Irreversible vs. Reversible Process

As stated by the second law of thermodynamics, no heat engine can be 100% efficient.  However, what is the highest efficiency that a heat engine can possibly have?  To help answer this question we will characterize a reversible process, which is an idealized process.

Reversible Process

So what is a reversible process?  In order for a process to be reversible it must be able to go back to its original state without leaving any trace on its surroundings.  This is the case for both the system and its surroundings. In order for this to occur, the net heat and net work exchange between the system and the its surrounding  must be zero.  Any process that cannot meet these guidelines is called an irreversible process.

It is, however, important to note that a system with an irreversible process can be returned to its initial state.  However, the fact that a system can be returned to its initial state does not mean that the process is reversible.  The reason for this is because the process must not have a net change on the surrounding environment.  If work is required to return the system to its initial state than the process is not reversible.

In reality, a reversible process cannot occur in nature.  The reason why is because its violates the second law of thermodynamics.  Instead, a reversible process is an idealized process.  As a result, it can be used to approximate how an actual device would behave.  However, it is important to realize that this process can never be achieved. In other words, all processes found in nature are irreversible.

Even though a reversible process cannot actually occur, there are two reason why they are of interest.  First, a reversible process is simple to analyze.  This is because the system will pass through a series of equilibrium states.  Secondly, a reversible process is the ideal model.  As a result, this ideal model can be compared to the actual model to determine  the theoretical limits of the actual model.

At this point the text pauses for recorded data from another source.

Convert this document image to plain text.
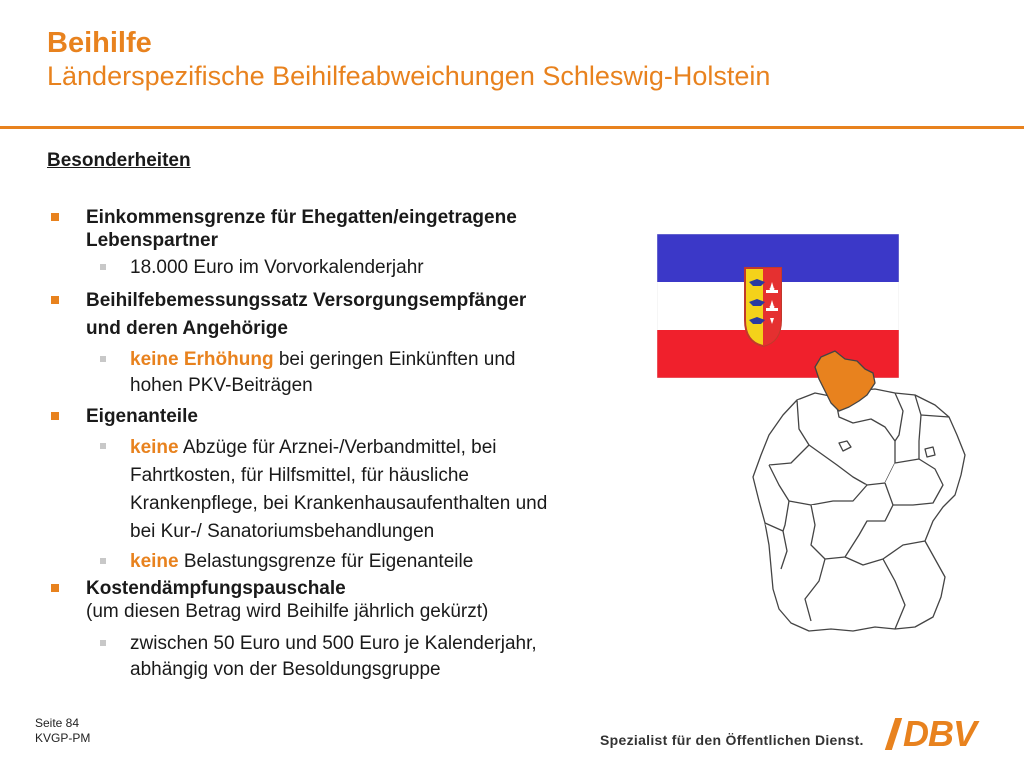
Beihilfe
Länderspezifische Beihilfeabweichungen Schleswig-Holstein
Besonderheiten
Einkommensgrenze für Ehegatten/eingetragene
Lebenspartner
18.000 Euro im Vorvorkalenderjahr
Beihilfebemessungssatz Versorgungsempfänger
und deren Angehörige
keine Erhöhung bei geringen Einkünften und
hohen PKV-Beiträgen
Eigenanteile
keine Abzüge für Arznei-/Verbandmittel, bei
Fahrtkosten, für Hilfsmittel, für häusliche
Krankenpflege, bei Krankenhausaufenthalten und
bei Kur-/ Sanatoriumsbehandlungen
keine Belastungsgrenze für Eigenanteile
Kostendämpfungspauschale
(um diesen Betrag wird Beihilfe jährlich gekürzt)
zwischen 50 Euro und 500 Euro je Kalenderjahr,
abhängig von der Besoldungsgruppe
Seite 84
KVGP-PM	Spezialist für den Öffentlichen Dienst. DBV
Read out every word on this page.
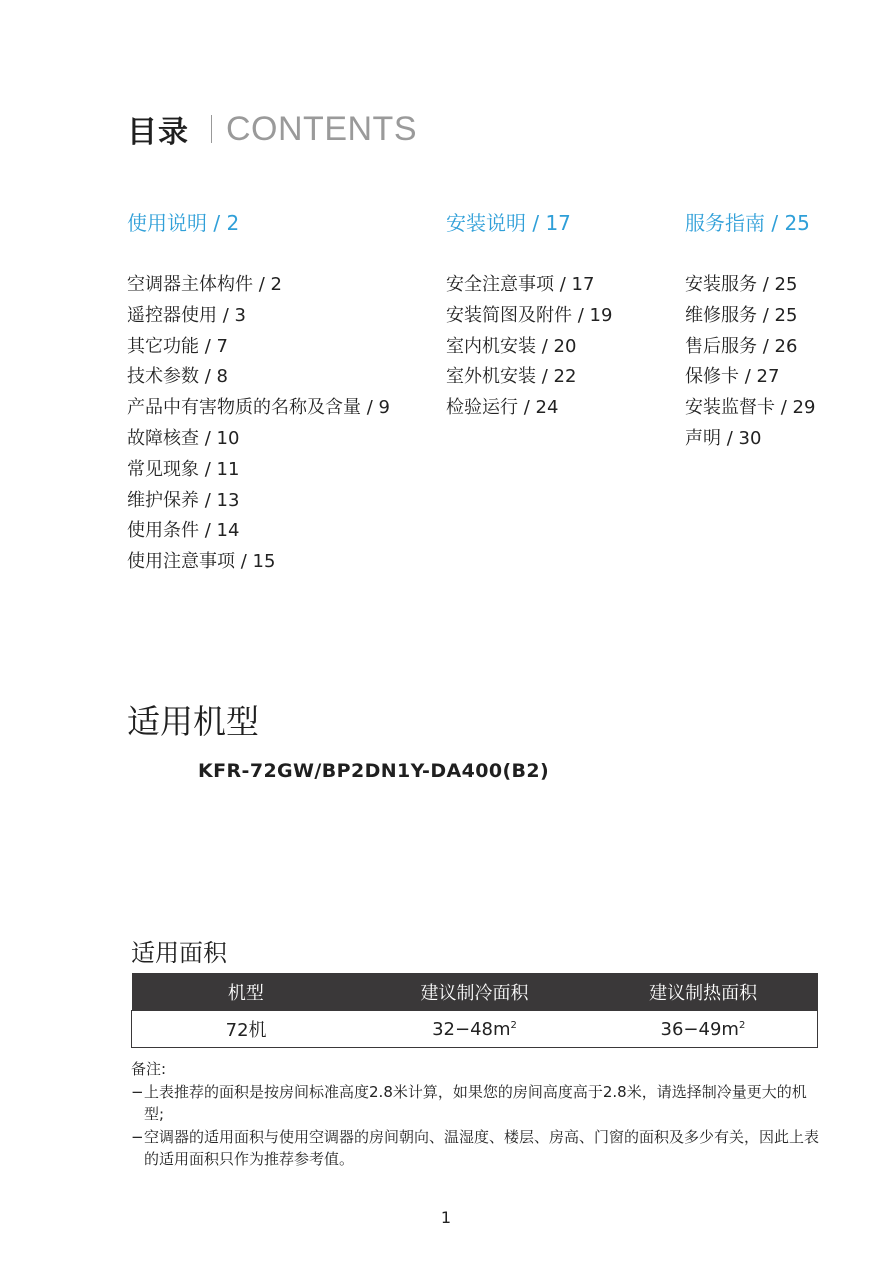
目录 CONTENTS
使用说明 / 2
空调器主体构件 / 2
遥控器使用 / 3
其它功能 / 7
技术参数 / 8
产品中有害物质的名称及含量 / 9
故障核查 / 10
常见现象 / 11
维护保养 / 13
使用条件 / 14
使用注意事项 / 15
安装说明 / 17
安全注意事项 / 17
安装简图及附件 / 19
室内机安装 / 20
室外机安装 / 22
检验运行 / 24
服务指南 / 25
安装服务 / 25
维修服务 / 25
售后服务 / 26
保修卡 / 27
安装监督卡 / 29
声明 / 30
适用机型
KFR-72GW/BP2DN1Y-DA400(B2)
适用面积
机型	建议制冷面积	建议制热面积
72机	$32-48m^2$	$36-49m^2$
备注:
− 上表推荐的面积是按房间标准高度2.8米计算，如果您的房间高度高于2.8米，请选择制冷量更大的机型;
− 空调器的适用面积与使用空调器的房间朝向、温湿度、楼层、房高、门窗的面积及多少有关，因此上表的适用面积只作为推荐参考值。
1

Any factor that causes are process to be irreversible is called an irreversiblity.  In turn,  this includes friction, mixing of two fluids, electrical resistance, chemical reactions, unrestrained expansion, heat transfer across a finite temperature difference, and inelastic deformation of a solid, to name a few.  If any of these irrversibilities are present than the process is irreversible.


Friction is one of the most common irreversiblity that is associated with bodies that are in motion.  Frictional forces occur on the interfacing surfaces of two bodies that move against each other.  In turn, the frictional force causes energy to be lost as heat.  This energy loss is irreversible.

For example, let’s take a look at a piston.  The movement of a piston is a cyclic.  In other words, the piston will return to its starting position when its cycle is complete.  However, during the cycle the piston is typically in contact with the surface of a cylinder.  As the piston moves frictional force will develop.  Energy is required to overcome these frictional forces.  In turn, the energy turns into heat.  As a result, since friction is an irreversiblity this heat will not be converted back to the work energy required to run the piston.  Instead more work energy will continue to be converted to heat.  As a result, additional energy will need to be added to the system to keep the piston running. This will result in an irreversible process.

Friction does not only involve two solid bodies.  In fact friction occurs between fluid and solids, as well as between layers of fluid moving at different velocities.  For example,  a considerable amount of power produced by a car engine is used to overcome drag forces between the air and the body of the car.  In turn, this energy will eventually raise the internal energy of the air.  It is also not possible to recover this energy, which in turn result in an irreversible process.

Reversible Processes: Internal and External

When a process occurs, there will be interactions between a system and its surroundings.  In order for the process to be reversible, there must not be any irreversibilities associated with either.

For a process to be internally reversible, than there will be no irreversibilities within the boundaries of the system.  Hence, as a system proceeds through a series of equilibriums, it will pass through these same equilibriums as it returns to its initial state.   For example, a quasi-equilibrium process is an example of a reversible process.

In contrast, an external reversible process occurs when there are no irreversibilities outside of the system.  For example, if the outer surface of a system is at the same temperature as its surrounding than the heat transfer between the two would be externally reversible.

Finally, a total reversible process is both externally and internally reversible.  This means that there will be no friction, no nonquasi-equilibrium changes, no heat transfer due to finite temperature difference, or other dissipative effects.